Ces renouvellements concerneront près de la moitié (18) des présidents du CAC 40. Si OFG anticipe peu de surprise pour Antoine Frérot (Veolia), Alexandre Bompard (Carrefour) ou Stéphane Richard (Orange), Pierre-André de Chalendar devra défendre son bilan devant les actionnaires de Saint-Gobain, alors que le dossier Sika patine depuis plus de trois ans, dans l’attente d’une décision définitive de la justice helvétique, qui pourrait n’intervenir que fin 2018 ou en 2019. Malgré ces incertitudes, le conseil de Saint-Gobain a proposé à l’unanimité en novembre dernier de renouveler le mandat de PDG de Pierre-André de Chalendar.
Des transitions managériales se préparent en douceur. Martin Bouygues (Bouygues) et Paul Hermelin (Capgemini) devraient être renouvelés comme présidents, mais ils ont déjà l’un et l’autre posé des jalons pour leur succession à la direction générale, avec la nomination de directeurs généraux délégués. En revanche Jacques Gounon, 65 ans en avril prochain, devrait rester PDG de Getlink (ex-Eurotunnel), puisque le conseil d’administration vient de proposer de repousser la limite d’âge du directeur général de 65 à 68 ans.
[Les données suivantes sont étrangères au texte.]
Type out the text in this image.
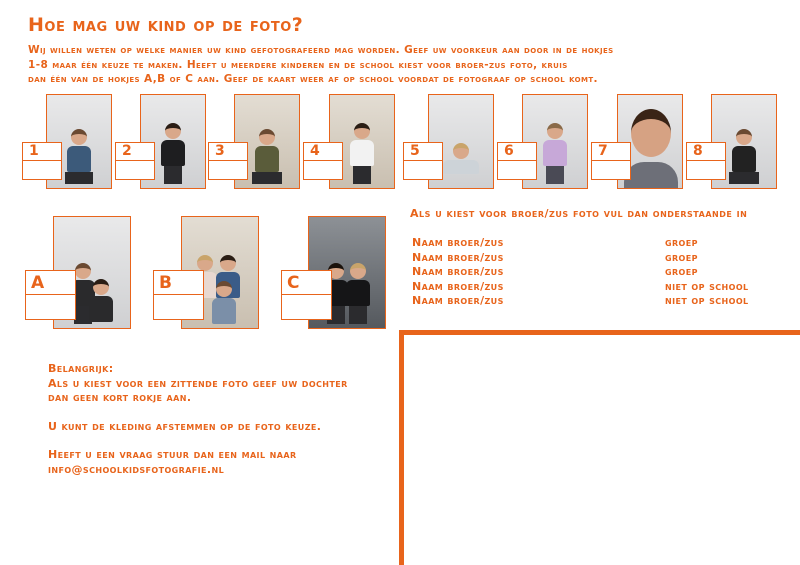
Hoe mag uw kind op de foto?
Wij willen weten op welke manier uw kind gefotografeerd mag worden. Geef uw voorkeur aan door in de hokjes
1-8 maar één keuze te maken. Heeft u meerdere kinderen en de school kiest voor broer-zus foto, kruis
dan één van de hokjes A,B of C aan. Geef de kaart weer af op school voordat de fotograaf op school komt.
1	2	3	4	5	6	7	8
A	B	C
Als u kiest voor broer/zus foto vul dan onderstaande in
Naam broer/zus	groep
Naam broer/zus	groep
Naam broer/zus	groep
Naam broer/zus	niet op school
Naam broer/zus	niet op school

Belangrijk:
Als u kiest voor een zittende foto geef uw dochter
dan geen kort rokje aan.

U kunt de kleding afstemmen op de foto keuze.

Heeft u een vraag stuur dan een mail naar
info@schoolkidsfotografie.nl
Du coté des présidents non exécutifs, PSA pourrait changer de président du conseil de surveillance, note OFG, rappelant que Louis Gallois, dont le mandat arrive à échéance, avait été nommé en pleine crise. Mais cela nécessitera un accord entre les trois actionnaires de référence du constructeur, la famille Peugeot, le chinois Dongfeng, et l’Etat français.
Mais pour OFG, il y a aussi des «pages qu’il faudrait tourner» pour certains administrateurs, évoquant Michel Cicurel chez Publicis, Robert Castaigne chez Sanofi, Denis Kessler chez BNP Paribas ou encore Xavier Fontanet chez L’Oréal, tous qualifiés d’indépendants depuis seize ans ou plus. «Des copies à revoir en 2018», conclut OFG. Le code Afep-Medef prévoit que l’administrateur perd sa qualité d’indépendant quand il siège depuis plus de douze ans. Mais un tiers du CAC 40 a écarté ce critère en 2016, selon la règle «appliquer ou expliquer».